Vaccine Based Combinatorial Immunotherapy Can Convert Pancreatic Cancers into Immunologic Diseases
Elizabeth M. Jaffee, M.D.
The Sidney Kimmel Cancer Center at Johns Hopkins University, Baltimore, MD, USA
Barriers to immunotherapy clinical successes for pancreatic cancer have been due to a lack of understanding of the immune pathways within the tumor microenvironment that hinder successful immune responses. We now know that non-neoplastic cells, including cancer-associated myofibroblasts, regulatory T cells, dendritic cells, myeloid-derived suppressor cells, and tumor-associated macrophages, are hijacked by pre-invasive and invasive cancer cells to create a tolerogenic tumor microenvironment.

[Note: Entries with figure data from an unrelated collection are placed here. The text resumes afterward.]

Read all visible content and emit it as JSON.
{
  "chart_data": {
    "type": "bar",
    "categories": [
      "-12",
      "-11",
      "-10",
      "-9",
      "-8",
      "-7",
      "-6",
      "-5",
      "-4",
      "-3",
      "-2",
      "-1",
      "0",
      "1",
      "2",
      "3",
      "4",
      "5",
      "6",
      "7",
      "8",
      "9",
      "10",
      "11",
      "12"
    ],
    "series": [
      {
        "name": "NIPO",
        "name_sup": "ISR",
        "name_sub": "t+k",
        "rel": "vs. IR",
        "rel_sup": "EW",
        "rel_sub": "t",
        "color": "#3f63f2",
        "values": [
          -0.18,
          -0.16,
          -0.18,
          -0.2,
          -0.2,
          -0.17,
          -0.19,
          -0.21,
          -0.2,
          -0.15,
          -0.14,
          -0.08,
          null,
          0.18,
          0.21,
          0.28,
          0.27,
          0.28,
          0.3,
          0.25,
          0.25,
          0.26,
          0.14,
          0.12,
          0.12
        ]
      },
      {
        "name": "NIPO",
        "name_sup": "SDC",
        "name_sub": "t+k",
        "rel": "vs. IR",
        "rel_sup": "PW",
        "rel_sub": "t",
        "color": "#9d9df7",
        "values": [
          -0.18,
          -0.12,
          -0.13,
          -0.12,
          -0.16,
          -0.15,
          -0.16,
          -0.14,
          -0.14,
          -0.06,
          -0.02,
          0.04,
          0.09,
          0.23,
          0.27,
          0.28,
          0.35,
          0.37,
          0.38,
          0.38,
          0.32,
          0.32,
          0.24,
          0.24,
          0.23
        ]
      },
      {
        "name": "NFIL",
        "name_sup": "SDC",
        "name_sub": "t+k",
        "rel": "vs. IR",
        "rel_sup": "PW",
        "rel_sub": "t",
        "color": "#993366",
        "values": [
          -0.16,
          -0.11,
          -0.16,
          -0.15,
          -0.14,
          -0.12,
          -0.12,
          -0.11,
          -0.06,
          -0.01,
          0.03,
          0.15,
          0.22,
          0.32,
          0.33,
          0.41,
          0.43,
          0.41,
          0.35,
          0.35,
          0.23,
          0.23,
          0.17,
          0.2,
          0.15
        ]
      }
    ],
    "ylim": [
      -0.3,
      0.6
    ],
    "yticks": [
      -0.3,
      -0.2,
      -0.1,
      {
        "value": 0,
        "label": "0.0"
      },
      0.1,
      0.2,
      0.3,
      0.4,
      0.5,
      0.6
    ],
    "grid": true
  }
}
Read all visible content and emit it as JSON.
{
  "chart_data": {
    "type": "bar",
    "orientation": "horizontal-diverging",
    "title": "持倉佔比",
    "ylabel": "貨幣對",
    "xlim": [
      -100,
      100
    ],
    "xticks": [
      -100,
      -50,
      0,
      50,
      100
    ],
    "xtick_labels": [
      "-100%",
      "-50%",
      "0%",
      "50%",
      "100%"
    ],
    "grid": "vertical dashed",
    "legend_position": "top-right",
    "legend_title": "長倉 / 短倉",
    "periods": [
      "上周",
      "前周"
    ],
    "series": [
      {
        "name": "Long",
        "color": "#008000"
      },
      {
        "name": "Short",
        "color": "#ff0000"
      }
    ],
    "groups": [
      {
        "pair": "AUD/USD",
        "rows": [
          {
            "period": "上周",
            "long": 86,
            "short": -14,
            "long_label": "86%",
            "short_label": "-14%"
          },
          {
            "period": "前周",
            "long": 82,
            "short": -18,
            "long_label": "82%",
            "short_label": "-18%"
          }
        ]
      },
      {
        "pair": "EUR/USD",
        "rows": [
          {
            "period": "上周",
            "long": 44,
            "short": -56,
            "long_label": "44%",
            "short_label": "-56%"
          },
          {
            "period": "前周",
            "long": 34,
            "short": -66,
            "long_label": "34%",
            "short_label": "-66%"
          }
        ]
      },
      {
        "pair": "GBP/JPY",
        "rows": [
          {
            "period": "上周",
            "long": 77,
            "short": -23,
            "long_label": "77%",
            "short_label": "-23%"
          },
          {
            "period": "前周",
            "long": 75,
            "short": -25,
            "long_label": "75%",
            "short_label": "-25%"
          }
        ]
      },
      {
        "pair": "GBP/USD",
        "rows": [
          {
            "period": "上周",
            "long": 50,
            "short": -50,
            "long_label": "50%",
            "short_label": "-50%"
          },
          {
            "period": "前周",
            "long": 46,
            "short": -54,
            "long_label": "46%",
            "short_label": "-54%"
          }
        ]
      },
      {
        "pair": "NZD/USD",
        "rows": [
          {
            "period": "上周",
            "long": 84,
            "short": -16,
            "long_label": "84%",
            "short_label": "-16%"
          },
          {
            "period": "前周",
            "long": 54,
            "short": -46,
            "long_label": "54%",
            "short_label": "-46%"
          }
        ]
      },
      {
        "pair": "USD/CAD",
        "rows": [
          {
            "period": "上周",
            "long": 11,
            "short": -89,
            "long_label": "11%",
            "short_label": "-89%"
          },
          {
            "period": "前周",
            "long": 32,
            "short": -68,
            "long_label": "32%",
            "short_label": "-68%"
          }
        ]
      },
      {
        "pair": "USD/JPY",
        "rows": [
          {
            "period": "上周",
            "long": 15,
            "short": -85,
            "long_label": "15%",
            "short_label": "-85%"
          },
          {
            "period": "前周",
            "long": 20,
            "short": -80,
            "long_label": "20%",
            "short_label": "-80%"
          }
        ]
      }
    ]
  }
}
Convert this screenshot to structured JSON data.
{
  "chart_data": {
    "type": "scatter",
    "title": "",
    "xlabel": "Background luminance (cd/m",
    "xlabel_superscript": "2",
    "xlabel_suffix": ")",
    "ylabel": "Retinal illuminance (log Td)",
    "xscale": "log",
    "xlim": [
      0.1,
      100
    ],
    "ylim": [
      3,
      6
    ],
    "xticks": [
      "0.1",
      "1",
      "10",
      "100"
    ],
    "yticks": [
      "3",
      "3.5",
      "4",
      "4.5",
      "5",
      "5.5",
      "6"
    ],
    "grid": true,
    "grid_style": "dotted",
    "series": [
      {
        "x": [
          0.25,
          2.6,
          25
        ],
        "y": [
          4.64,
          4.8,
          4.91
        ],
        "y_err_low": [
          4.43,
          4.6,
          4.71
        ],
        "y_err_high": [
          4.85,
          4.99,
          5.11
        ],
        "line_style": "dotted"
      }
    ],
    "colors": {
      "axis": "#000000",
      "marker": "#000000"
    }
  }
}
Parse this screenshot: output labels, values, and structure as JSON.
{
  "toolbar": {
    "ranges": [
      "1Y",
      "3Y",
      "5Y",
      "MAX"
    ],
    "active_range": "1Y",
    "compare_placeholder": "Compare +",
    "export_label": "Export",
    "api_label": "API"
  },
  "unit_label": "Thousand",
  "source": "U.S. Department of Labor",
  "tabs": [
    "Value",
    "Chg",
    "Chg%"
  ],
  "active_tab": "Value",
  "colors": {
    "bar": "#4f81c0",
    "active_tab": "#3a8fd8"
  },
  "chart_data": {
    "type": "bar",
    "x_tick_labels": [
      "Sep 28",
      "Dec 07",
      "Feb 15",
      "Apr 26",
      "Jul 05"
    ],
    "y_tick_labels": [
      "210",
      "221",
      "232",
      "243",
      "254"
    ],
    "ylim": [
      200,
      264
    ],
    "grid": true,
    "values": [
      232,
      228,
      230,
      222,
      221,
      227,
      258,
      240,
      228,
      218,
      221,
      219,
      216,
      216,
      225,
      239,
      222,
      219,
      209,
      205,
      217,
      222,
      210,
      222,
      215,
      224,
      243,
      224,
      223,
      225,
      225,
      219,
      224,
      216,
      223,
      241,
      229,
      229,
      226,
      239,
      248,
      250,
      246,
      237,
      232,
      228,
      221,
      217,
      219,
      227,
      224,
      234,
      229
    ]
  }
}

With the recent advances in molecular technologies and the development of relevant pancreatic cancer mouse models, it is now within our reach to dissect the inhibitory pathways within the pancreatic tumor microenvironment.This will in turn, lead to new therapeutic opportunities that will eliminate these barriers and convert this deadly cancer into a treatable disease. We are now developing combinatorial immunotherapies of T cell inducing agents with modulators of T cell down regulatory signals.These studies have shown for the first time that traditionally “non-immunogenic” cancers can be converted into tumors susceptible to immunotherapy. Results from both pre-clinical and clinical studies will be discussed.